Before ultrashort laser pulses were available, chemists could only work out how a reaction proceeds from scrutinizing the products—just as crash-scene investigators can only piece together what happened in an automobile accident by examining the wreckage. Femtochemistry and attochemistry provide the opportunity to construct an animation of the reaction in progress—similar to watching a crash over and over in slow motion. Every chemical reaction has an intermediate stage, between reactants and products, in which interatomic bonds have broken but new ones have not yet been made. The intermediate products of a reaction typically only last femtoseconds, or even attoseconds. The main driver of the development of extremely short timescale research is understanding in greater detail the dynamics of how these intermediates form and interact.
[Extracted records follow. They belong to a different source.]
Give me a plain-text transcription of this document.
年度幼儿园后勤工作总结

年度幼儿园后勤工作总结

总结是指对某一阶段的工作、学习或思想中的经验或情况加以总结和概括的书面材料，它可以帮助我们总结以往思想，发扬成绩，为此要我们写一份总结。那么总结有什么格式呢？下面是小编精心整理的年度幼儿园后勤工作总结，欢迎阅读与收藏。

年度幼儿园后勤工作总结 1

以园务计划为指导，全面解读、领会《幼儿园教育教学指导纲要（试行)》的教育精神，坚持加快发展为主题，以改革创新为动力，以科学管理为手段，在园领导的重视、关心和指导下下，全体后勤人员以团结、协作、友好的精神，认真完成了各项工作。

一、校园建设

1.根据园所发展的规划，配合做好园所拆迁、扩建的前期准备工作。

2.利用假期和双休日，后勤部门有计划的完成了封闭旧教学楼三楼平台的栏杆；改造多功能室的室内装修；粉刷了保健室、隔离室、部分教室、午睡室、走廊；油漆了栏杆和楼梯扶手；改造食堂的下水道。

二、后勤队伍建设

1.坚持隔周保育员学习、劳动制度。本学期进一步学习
In pulse-probe femto- and attosecond research, the first laser pulse knocks electrons to higher-energy levels, or provides enough energy to break the interatomic bonds of the reacting molecules. The second pulse interrogates the intermediate products. Typically, the researchers ascertain which bonds have been broken, and which electrons are at what levels, by observing which frequencies of light the molecules absorb—so this is a form of spectroscopy (see here). The researchers vary the interval between pulse and probe, enabling them to build up a picture of how the reaction proceeds from one tiny moment to the next.
The range of technologies available to short timescale researchers is expanding, and the basic pulse-probe approach is no longer the only way to interrogate rapid changes in molecules over very short timescales. Many researchers now use “free electron lasers” (see here), which can be tuned to produce powerful beams of electromagnetic radiation across a huge range of frequencies, from radio waves to X-rays. For probing reaction intermediates and products, many researchers employ electron diffraction. In this process, incoming radiation knocks electrons out of their bonds of a molecule; the electrons are then diffracted (see here) by the atoms present, and produce interference fringes on a screen. Such ultrafast electron diffraction can help researchers discern the positions of atoms in the intermediate molecules of a reaction to within less than an ångström.
False-colored electron micrographs showing the electron diffraction pattern (see here) of pure silicon (top) and molybdenum trioxide (bottom). In ultrafast electron diffraction, incoming electrons disturb the crystal, changing the structure momentarily and revealing information about the bonds between the atoms.
FEMTOSECOND SPECTROSCOPY
Typical laboratory setup for femtosecond research. The time delay between pulse and probe is varied by moving the mirrors back and forth in the optical path of the probe beam, so that the probe takes less or more time to reach the sample.
The results of femtosecond spectroscopy reveal extremely rapid changes in molecules. Here, the technique tracks the shifting molecular orbitals in a molecule of phenylalanine after it is hit by a laser pulse. The entire sequence lasts just 12 femtoseconds (fs) or 12 million billionths of a second.